18. The method of claim 9 in which the medical indication is non-neuronal or non ophthalmological oxidative stress, autoimmune diseases, including diseases of lymphocytes, systemic lupus erythematous (SLE) , rheumatoid arthritis (RA) , fibroblasts (scleroder a) , defective hematopoiesis, atherosclerosis, gastrointestinal diseases associated with cell death including hepatobiliary disease, cell-mediated cytotoxicity, drug and chemical toxicity, carcinogenesis, viral disease, T-cell depletion associated with AIDS, glomerulonephritis, cystic renal disease, renal tubular injury, atherosclerosis, myocardial infarction, diabetic nephropathies, Chagas' disease, polycystic kidney disease, glomerulonephritis, hypocellular end-stage kidney disease, kidney disease associated with diabetes mellitus, Sj╬┤gren's syndrome, fulminant hepatitis (hepatitis B and C) , red cell pathology; polycythemia, thalassemia, deficiency in folate, vitamin B12, iron, glucose-6-phosphate dehydrogenase abnormalities, bone marrow failure, myelodysplasia, chronic inflammatory disease, and trauma leading to non-neurological and non- ophthalmological hypoxia and ischemia..

19. A method of treating a patient characterized by an ophthalmological condition, the method comprising intravitreal administration of a composition comprising a pseudocaspase enzyme.

20. The method of claim 17 or claim 19 in which the therapeutic composition comprises liposomes.

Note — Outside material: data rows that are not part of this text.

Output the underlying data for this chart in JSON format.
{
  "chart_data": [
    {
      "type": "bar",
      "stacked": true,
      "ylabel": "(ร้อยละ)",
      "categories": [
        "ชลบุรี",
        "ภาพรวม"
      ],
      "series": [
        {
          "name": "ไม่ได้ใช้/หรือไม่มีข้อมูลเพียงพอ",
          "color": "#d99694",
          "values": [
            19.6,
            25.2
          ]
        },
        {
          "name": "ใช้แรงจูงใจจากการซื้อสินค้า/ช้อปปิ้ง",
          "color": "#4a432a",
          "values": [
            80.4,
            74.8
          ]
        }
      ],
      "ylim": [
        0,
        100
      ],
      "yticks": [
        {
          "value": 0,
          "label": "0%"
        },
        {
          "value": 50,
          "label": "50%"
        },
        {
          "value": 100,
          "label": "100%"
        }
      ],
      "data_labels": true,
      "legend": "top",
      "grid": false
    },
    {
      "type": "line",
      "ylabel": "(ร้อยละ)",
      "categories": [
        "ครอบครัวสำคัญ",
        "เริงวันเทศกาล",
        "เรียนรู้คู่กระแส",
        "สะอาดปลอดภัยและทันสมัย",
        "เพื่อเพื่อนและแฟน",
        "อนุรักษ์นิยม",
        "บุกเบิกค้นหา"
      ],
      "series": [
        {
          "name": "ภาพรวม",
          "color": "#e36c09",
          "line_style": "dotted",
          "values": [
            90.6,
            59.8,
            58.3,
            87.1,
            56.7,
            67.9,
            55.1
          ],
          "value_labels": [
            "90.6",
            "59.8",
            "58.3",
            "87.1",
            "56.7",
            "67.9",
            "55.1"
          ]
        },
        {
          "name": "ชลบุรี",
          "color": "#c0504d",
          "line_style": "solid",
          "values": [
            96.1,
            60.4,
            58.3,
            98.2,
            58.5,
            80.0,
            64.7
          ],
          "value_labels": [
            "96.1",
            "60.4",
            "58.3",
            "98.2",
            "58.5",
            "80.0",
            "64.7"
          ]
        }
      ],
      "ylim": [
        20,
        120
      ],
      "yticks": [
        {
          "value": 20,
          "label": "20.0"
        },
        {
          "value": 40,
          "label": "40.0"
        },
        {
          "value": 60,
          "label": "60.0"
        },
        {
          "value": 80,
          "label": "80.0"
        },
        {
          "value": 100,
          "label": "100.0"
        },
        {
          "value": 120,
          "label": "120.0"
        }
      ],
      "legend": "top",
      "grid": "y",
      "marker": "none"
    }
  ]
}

21. The method of claim 17 or claim 19 in which the therapeutic composition comprises an antennapedia protein conjugated to the pseudocaspase enzyme.

22. The method of claim 21 in which the ophthalmological condition is glaucoma.

23. The method of claim 19 in which the ophthalmological indication is an optic neuropathy.

24. The method of claim 21 in which the therapeutic composition is administered in a liposome.

25. The method of claim 9 further comprising administering to the patient an S-nitrosylating compound.

26. A method treating drug withdrawal, drug tolerance, or drug addiction in a patient, by administering an effective amount of an S-nitrosylating compound to the patient.